The Big Ask consultation - Have your say!
Millions of children in England are to be given the chance to tell the government what their childhoods should look like. It’s time to give something big back to children after Covid – and they need your help to do it.
The new Children’s Commissioner for England, Dame Rachel de Souza, has today launched The Big Ask - the largest ever consultation with children aged 4 to 17 in England. It aims to find out children’s concerns and aspirations about the future, so that we can put children at the heart of our country’s recovery from the coronavirus (COVID-19) outbreak.
Our pupils are being asked to complete a survey in school and we have shared this with our families.
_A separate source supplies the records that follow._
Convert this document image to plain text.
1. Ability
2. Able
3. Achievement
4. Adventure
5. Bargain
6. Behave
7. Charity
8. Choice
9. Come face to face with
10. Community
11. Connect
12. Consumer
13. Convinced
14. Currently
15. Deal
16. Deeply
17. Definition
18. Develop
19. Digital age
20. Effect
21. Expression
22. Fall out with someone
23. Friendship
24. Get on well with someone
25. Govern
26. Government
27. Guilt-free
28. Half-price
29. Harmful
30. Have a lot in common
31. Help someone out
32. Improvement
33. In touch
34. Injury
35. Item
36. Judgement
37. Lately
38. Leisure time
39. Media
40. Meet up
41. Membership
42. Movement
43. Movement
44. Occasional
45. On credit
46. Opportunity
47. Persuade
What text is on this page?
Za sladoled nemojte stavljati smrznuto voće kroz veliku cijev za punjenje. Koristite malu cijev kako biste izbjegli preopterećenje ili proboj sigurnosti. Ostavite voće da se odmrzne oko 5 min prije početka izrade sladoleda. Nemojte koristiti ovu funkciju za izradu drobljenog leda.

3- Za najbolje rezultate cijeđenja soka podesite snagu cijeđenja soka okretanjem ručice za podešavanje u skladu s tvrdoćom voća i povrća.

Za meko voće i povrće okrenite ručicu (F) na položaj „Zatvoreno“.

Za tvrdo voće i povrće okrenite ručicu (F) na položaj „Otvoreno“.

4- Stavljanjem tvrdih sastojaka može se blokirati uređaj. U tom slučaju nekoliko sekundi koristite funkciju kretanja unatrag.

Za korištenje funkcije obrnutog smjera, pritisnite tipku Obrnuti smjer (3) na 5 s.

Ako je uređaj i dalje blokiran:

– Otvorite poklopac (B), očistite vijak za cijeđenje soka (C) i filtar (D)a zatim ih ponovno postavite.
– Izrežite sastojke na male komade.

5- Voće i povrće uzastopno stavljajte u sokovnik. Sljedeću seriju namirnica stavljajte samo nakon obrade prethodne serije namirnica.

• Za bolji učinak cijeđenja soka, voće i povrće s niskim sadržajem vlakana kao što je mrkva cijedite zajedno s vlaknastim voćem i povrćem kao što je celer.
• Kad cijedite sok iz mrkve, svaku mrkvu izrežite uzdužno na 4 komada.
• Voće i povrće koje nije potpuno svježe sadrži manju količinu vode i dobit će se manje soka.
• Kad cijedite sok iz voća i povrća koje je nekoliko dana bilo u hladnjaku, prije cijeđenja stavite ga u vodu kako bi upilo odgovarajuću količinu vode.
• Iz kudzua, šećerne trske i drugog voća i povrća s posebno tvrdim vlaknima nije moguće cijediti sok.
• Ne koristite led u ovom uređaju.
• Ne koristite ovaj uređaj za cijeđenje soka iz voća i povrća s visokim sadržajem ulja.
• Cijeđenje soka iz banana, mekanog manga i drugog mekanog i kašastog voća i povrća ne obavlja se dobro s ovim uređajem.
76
Parents and Carers are invited to complete the adult survey to share their views about the future for children and young people today, and what they think is holding young people back.
The results from this survey will help the Children’s Commissioner identify the barriers preventing children from reaching their potential, put forward solutions and set ambitious goals for the country to achieve.
Here's some more information:
Millions of children in England are to be given the chance to tell the government what their childhoods should look like.
'The Big Ask' will find out from kids what life is like for them, what hopes and aspirations they have for the future and what challenges they face in reaching their goals.
The survey is being led by the Children's Commissioner for England Dame Rachel de Souza, who thinks it is important to look at the impact of the coronavirus pandemic on children's lives.
England and Manchester United footballer Marcus Rashford is supporting the project and will hold an online assembly for kids about it.
Dame de Souza said she wants what is said in the survey to "tackle some of the generational problems that have held back too many children for decades."
She said: "It is time to give something back to children after the huge sacrifices they have made during the Covid pandemic."
"I want 'The Big Ask' to be the biggest survey of children ever carried out in this country, so that we can better understand what children want from the people in power and those who make decisions about their lives", she added.
What is 'The Big Ask'?
The Children's Commissioner for England is independent from the government, and it is her job to help improve opportunities for young people across the country and stand up for children's rights.
One of the ways this can be done is through helping to shape the government policies that affect children's lives, particularly the most vulnerable.
Dame de Souza says the survey is 'a once in a generation review of the future of childhood' and the results will provide the government with a blueprint or map for childhood, to help all kids thrive and identify any obstacles they face.
It is hoped the views shared by children in England will help shape the way the government approaches issues affecting kids, not just for this generation, but for all the children in the decade to follow.
They say they want it to inspire positive changes, similar to those made in the 1940s as a result of William Beveridge's report and the introduction of benefits for those most in need.
This survey will run from April 19th to May 19th and will ask children across England to set out their priorities for improving childhood following the pandemic.
There are four main versions of 'The Big Ask' survey, aimed at children in the age groups 4-5, 6-8, 9-12 and 13-17.
Why is it important?
The covid pandemic has been a challenging time for everyone, but some children have faced bigger challenges than others.
The full impact that lockdown, social distancing and home schooling has had on children is now being seen.
Being at home more with parents and guardians, and spending more time together with immediate family, was obviously a nice change for some. But many others had a different experience.
A recent Newsround survey found that just under half (49%) of kids said they felt "worse than usual" during the lockdowns. And that number rose for girls (51%) and for older children (53%).
The Children's Commissioner says that now is a 'pivotal' moment for England to understand how the lockdowns have truly affected children and how all young people can now be best supported to 'reach their full potential'.
How can you get involved?
'The Big Ask' will be online until May 19th and is available to all kids who can access the internet.
You may notice that you have an assembly about it or your teachers discuss it with you too.
It will be made available through schools, youth groups, local authorities and charities who work with children and young people.
Children in Care Councils, children's homes, children's mental health services, youth justice settings, community groups and others will also be encouraging kids in England to take part.
The survey is completely anonymous, which means you cannot be identified or linked to your answers.
Dame de Souza will be visiting schools all over England to talk about it too.